For the record though, the wav muxer of ffmpeg does NOT (at least not properly) support the quirky case just mentioned as far as I can see. (Both field would be written with the value of 0, I think, if such stream is not rejected.)

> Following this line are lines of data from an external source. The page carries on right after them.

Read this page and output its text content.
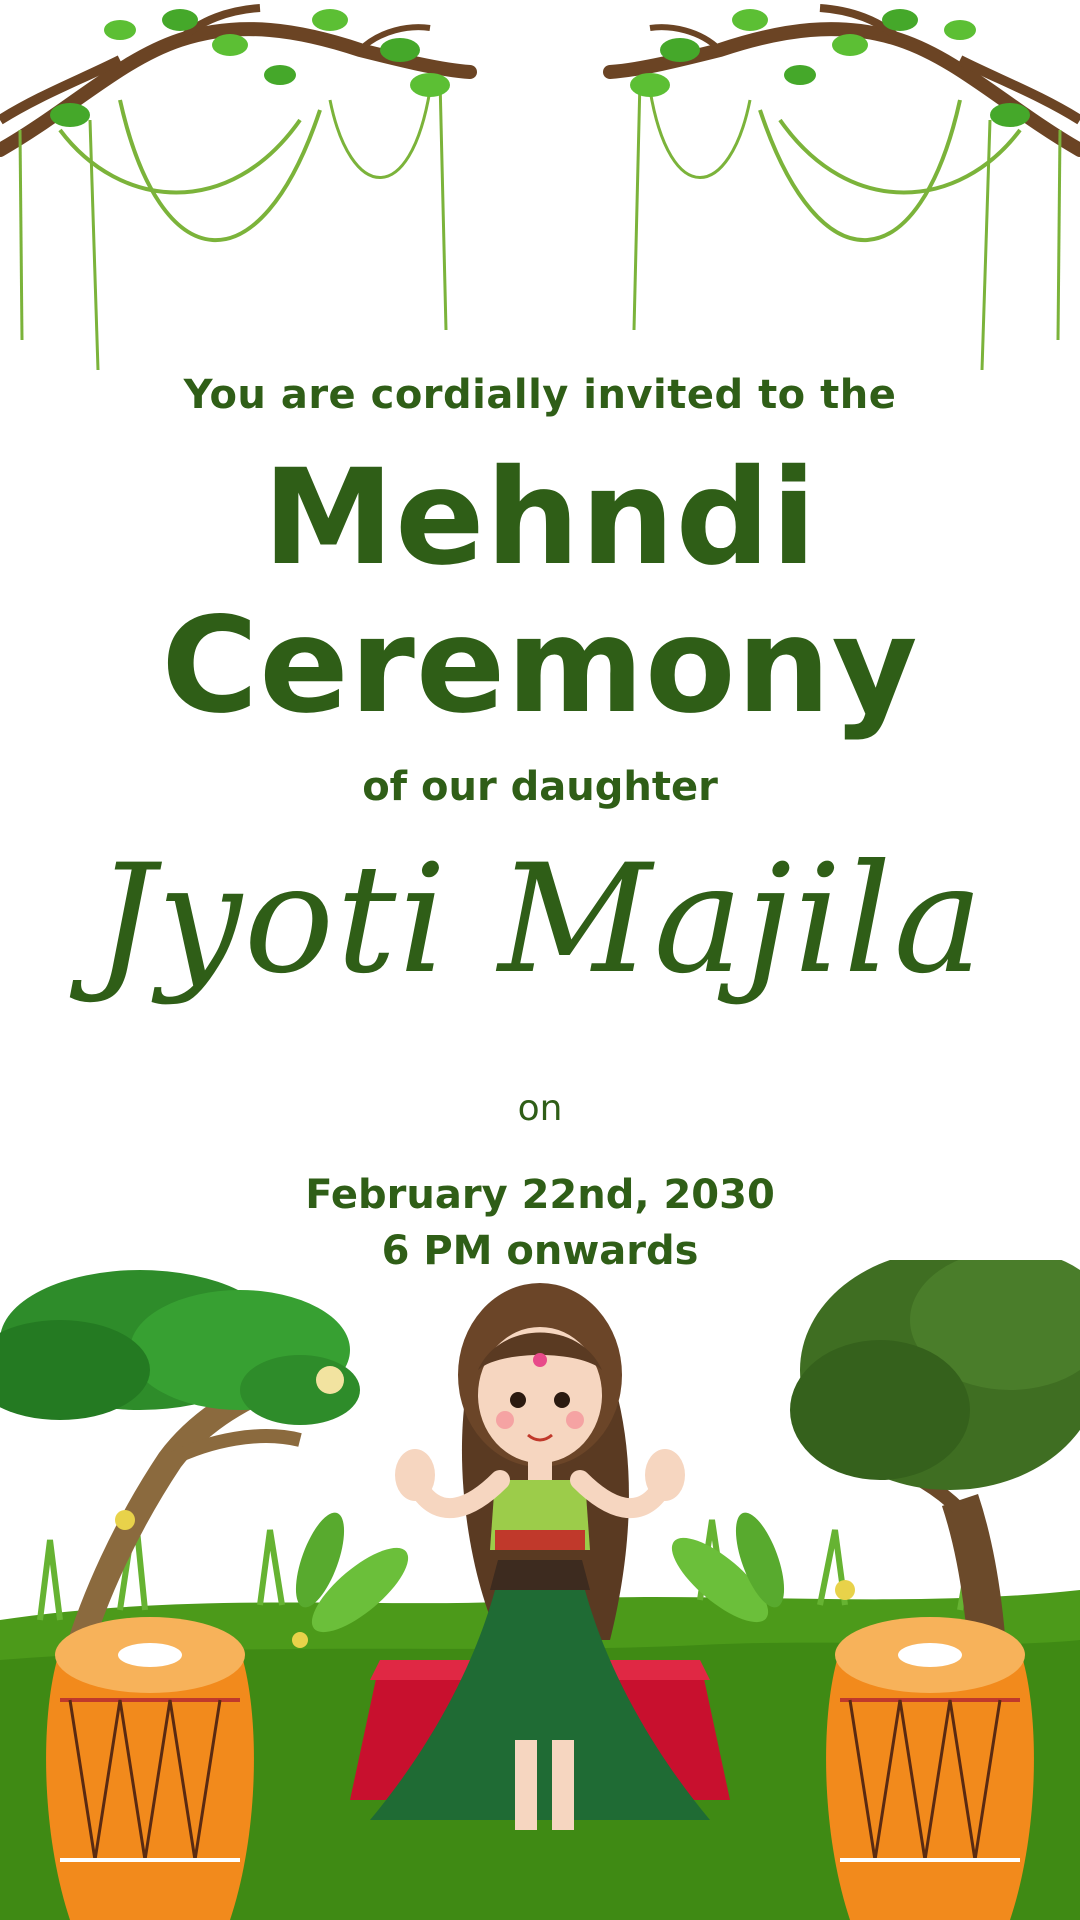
You are cordially invited to the
Mehndi
Ceremony
of our daughter
Jyoti Majila
on
February 22nd, 2030
6 PM onwards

In case you really need ffmpeg to write the header in the format of PCMWAVEFORMAT for some 24-bit audio, you can consider to build it with the following patch:
diff --git a/libavformat/riff.h b/libavformat/riff.h
index 85d6786663..5794857f53 100644
--- a/libavformat/riff.h
+++ b/libavformat/riff.h
@@ -57,6 +57,11 @@ void ff_put_bmp_header(AVIOContext *pb, AVCodecParameters *par, int for_asf, int */ #define FF_PUT_WAV_HEADER_SKIP_CHANNELMASK 0x00000002
+/**
+ * Tell ff_put_wav_header() not to write WAVEFORMATEXTENSIBLE extensions if possible.
+ */
+#define FF_PUT_WAV_HEADER_FORCE_PCMWAVEFORMAT 0x00000004
+ /** * Write WAVEFORMAT header structure. *
diff --git a/libavformat/riffenc.c b/libavformat/riffenc.c
index ffccfa3d48..4dc8ca6e0f 100644
--- a/libavformat/riffenc.c
+++ b/libavformat/riffenc.c
@@ -80,9 +80,9 @@ int ff_put_wav_header(AVFormatContext *s, AVIOContext *pb, waveformatextensible = (par->channels > 2 && par->channel_layout) || par->channels == 1 && par->channel_layout && par->channel_layout != AV_CH_LAYOUT_MONO || par->channels == 2 && par->channel_layout && par->channel_layout != AV_CH_LAYOUT_STEREO ||
- par->sample_rate > 48000 || par->codec_id == AV_CODEC_ID_EAC3 ||
- av_get_bits_per_sample(par->codec_id) > 16;
+ ((par->sample_rate > 48000 || av_get_bits_per_sample(par->codec_id) > 16) &&
+ !(flags & FF_PUT_WAV_HEADER_FORCE_PCMWAVEFORMAT)); if (waveformatextensible) avio_wl16(pb, 0xfffe);
diff --git a/libavformat/wavenc.c b/libavformat/wavenc.c
index 2317700be1..bd41d6eeb3 100644
--- a/libavformat/wavenc.c
+++ b/libavformat/wavenc.c
@@ -83,6 +83,7 @@ typedef struct WAVMuxContext { int peak_block_pos; int peak_ppv; int peak_bps;
+ int extensible; } WAVMuxContext; #if CONFIG_WAV_MUXER
@@ -324,9 +325,10 @@ static int wav_write_header(AVFormatContext *s) } if (wav->write_peak != PEAK_ONLY) {
+ int flags = !wav->extensible ? FF_PUT_WAV_HEADER_FORCE_PCMWAVEFORMAT : 0; /* format header */ fmt = ff_start_tag(pb, "fmt ");
- if (ff_put_wav_header(s, pb, s->streams[0]->codecpar, 0) < 0) {
+ if (ff_put_wav_header(s, pb, s->streams[0]->codecpar, flags) < 0) { av_log(s, AV_LOG_ERROR, "Codec %s not supported in WAVE format\n", avcodec_get_name(s->streams[0]->codecpar->codec_id)); return AVERROR(ENOSYS);
@@ -494,6 +496,7 @@ static const AVOption options[] = { { "peak_block_size", "Number of audio samples used to generate each peak frame.", OFFSET(peak_block_size), AV_OPT_TYPE_INT, { .i64 = 256 }, 0, 65536, ENC }, { "peak_format", "The format of the peak envelope data (1: uint8, 2: uint16).", OFFSET(peak_format), AV_OPT_TYPE_INT, { .i64 = PEAK_FORMAT_UINT16 }, PEAK_FORMAT_UINT8, PEAK_FORMAT_UINT16, ENC }, { "peak_ppv", "Number of peak points per peak value (1 or 2).", OFFSET(peak_ppv), AV_OPT_TYPE_INT, { .i64 = 2 }, 1, 2, ENC },
+ { "extensible", "Write WAVEFORMATEXTENSIBLE extensions.", OFFSET(extensible), AV_OPT_TYPE_BOOL, { .i64 = 1 }, 0, 1, ENC }, { NULL }, }; Then by adding -extensible 0 before the output file path / name, you should be able to get what you called a "regular" 24-bit WAVE file.